I will admit that I have read both of these and have even enjoyed the vicarious thrill of a hot, sexy, virile male who has the power to wow his chosen one...that is, the woman who falls head over heels over him, and him, her. I will further admit that, as a genre, I like romance novels.
Aren't there any males who are tall, dark, handsome and not-so-well off? Maybe even middle class? Or is that too much to ask? Without the millions or billions the male protagonist has at his disposal, would this same man be just average? And not as hot and nor as able to make the woman orgasm over and over again?
Further, is it always necessary to have every character of any import only wearing expensive, designer fashions? Or driving Bentleys, Mercedes, or other luxury vehicles? And name-dropping all sorts of designer items especially shoes?
Half the time, I am oblivious to most of the designer names since I don't know what they are (or what they are supposed to represent) nor do I lust after them if I am even familiar with them. (I'm too frugal, but I digress.)
I wonder, though, if this is a subtle 1% vs. 99% rub-your-face-in-it because frankly, most of us who are readers of this genre are in the 99% class of being in the middle to lower class.
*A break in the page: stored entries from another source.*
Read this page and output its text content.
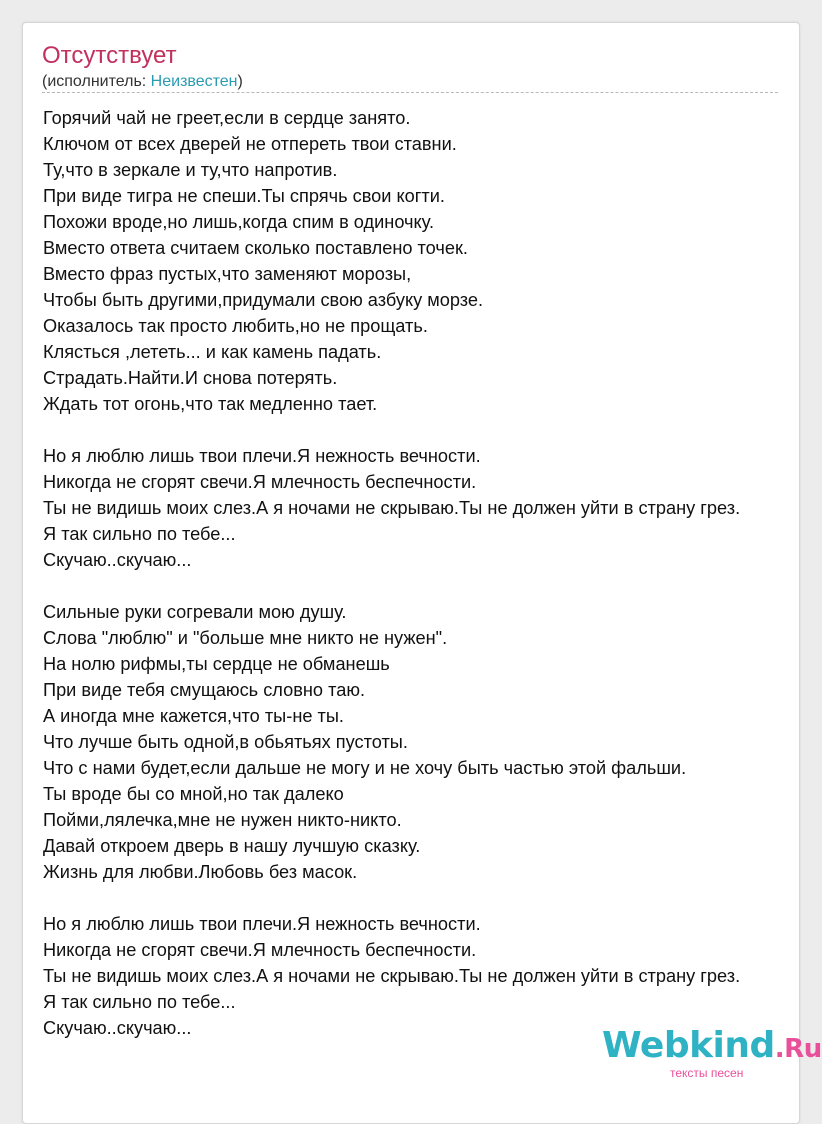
Отсутствует
(исполнитель: Неизвестен)
Горячий чай не греет,если в сердце занято.
Ключом от всех дверей не отпереть твои ставни.
Ту,что в зеркале и ту,что напротив.
При виде тигра не спеши.Ты спрячь свои когти.
Похожи вроде,но лишь,когда спим в одиночку.
Вместо ответа считаем сколько поставлено точек.
Вместо фраз пустых,что заменяют морозы,
Чтобы быть другими,придумали свою азбуку морзе.
Оказалось так просто любить,но не прощать.
Клясться ,лететь... и как камень падать.
Страдать.Найти.И снова потерять.
Ждать тот огонь,что так медленно тает.
Но я люблю лишь твои плечи.Я нежность вечности.
Никогда не сгорят свечи.Я млечность беспечности.
Ты не видишь моих слез.А я ночами не скрываю.Ты не должен уйти в страну грез.
Я так сильно по тебе...
Скучаю..скучаю...
Сильные руки согревали мою душу.
Слова "люблю" и "больше мне никто не нужен".
На нолю рифмы,ты сердце не обманешь
При виде тебя смущаюсь словно таю.
А иногда мне кажется,что ты-не ты.
Что лучше быть одной,в обьятьях пустоты.
Что с нами будет,если дальше не могу и не хочу быть частью этой фальши.
Ты вроде бы со мной,но так далеко
Пойми,лялечка,мне не нужен никто-никто.
Давай откроем дверь в нашу лучшую сказку.
Жизнь для любви.Любовь без масок.
Но я люблю лишь твои плечи.Я нежность вечности.
Никогда не сгорят свечи.Я млечность беспечности.
Ты не видишь моих слез.А я ночами не скрываю.Ты не должен уйти в страну грез.
Я так сильно по тебе...
Скучаю..скучаю...	Webkind.Ru
тексты песен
Few of us will ever attain the status of these mega-millionaires; nor will we have the money to plunk down thousands on designer gowns and outfits that will be worn once or twice; or the jewels to adorn them; and the mansion(s) to spend a weekend here or a month there.
Yes, I realize that romances, historical or contemporary, are in essence the story of Cinderella and the prince falling in love despite some obstacle, and the happily-ever-after scenario is necessary, but what's wrong with a bit of realism once in a while?
Oh, I forgot, that's what the messy ponytail is for...the female protagonist being normal like us.